If configured, the skill could keep posting generated content on a schedule without reviewing each post individually.
The README documents a recurring cron-style setup for automated AI-generated posting. This is disclosed and aligned with the skill purpose, but it creates ongoing public activity if enabled.
"schedule": { "kind": "every", "everyMs": 27000000 }, // 7.5 hours
"message": "node /path/to/post-moment-ai.js --random"Only enable scheduled posting with clear limits, a low-privilege controller, and monitoring for each generated post and transaction.

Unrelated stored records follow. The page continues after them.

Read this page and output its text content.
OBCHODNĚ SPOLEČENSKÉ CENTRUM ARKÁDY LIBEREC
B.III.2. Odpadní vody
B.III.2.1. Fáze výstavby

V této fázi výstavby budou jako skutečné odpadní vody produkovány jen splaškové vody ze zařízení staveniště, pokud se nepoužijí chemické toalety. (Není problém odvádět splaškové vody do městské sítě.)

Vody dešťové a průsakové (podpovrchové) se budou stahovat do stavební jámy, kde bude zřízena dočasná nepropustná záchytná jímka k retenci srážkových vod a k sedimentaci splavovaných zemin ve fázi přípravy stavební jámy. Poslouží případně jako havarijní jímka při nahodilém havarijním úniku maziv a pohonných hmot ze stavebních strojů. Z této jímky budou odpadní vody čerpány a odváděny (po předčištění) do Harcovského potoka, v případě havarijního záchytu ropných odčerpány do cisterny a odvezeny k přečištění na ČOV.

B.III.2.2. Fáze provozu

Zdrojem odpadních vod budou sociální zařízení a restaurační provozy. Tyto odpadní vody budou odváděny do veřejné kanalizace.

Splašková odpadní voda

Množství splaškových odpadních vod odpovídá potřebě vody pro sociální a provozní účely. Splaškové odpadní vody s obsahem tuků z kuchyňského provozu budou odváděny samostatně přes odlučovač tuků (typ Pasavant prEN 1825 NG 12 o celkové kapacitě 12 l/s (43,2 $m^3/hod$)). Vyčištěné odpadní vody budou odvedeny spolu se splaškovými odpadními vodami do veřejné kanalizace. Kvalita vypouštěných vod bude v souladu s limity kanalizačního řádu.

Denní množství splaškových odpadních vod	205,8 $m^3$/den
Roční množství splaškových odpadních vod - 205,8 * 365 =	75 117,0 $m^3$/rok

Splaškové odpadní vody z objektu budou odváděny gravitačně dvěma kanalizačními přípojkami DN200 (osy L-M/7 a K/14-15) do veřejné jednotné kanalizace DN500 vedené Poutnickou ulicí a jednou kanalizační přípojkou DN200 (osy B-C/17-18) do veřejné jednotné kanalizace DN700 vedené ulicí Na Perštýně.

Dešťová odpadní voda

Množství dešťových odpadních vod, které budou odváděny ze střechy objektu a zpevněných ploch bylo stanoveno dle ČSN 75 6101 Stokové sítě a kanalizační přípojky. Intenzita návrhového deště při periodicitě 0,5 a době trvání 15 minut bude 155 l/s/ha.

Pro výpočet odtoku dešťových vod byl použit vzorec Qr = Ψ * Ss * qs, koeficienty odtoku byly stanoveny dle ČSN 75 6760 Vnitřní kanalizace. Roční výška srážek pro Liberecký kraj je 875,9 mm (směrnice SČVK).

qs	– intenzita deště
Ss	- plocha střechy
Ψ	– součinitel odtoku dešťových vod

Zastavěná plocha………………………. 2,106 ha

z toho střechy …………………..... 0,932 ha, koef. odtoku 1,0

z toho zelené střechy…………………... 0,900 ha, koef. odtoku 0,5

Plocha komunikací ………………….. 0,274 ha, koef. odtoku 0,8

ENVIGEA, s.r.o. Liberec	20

Dependency versions may vary between installs, which can affect reliability and supply-chain reviewability.
The README instructs manual installation of unpinned npm packages, and the skill has no install spec or lockfile in the supplied artifacts.
npm install ethers form-data
Install from a trusted source, prefer pinned dependency versions with a lockfile, and confirm all required packages before running the scripts.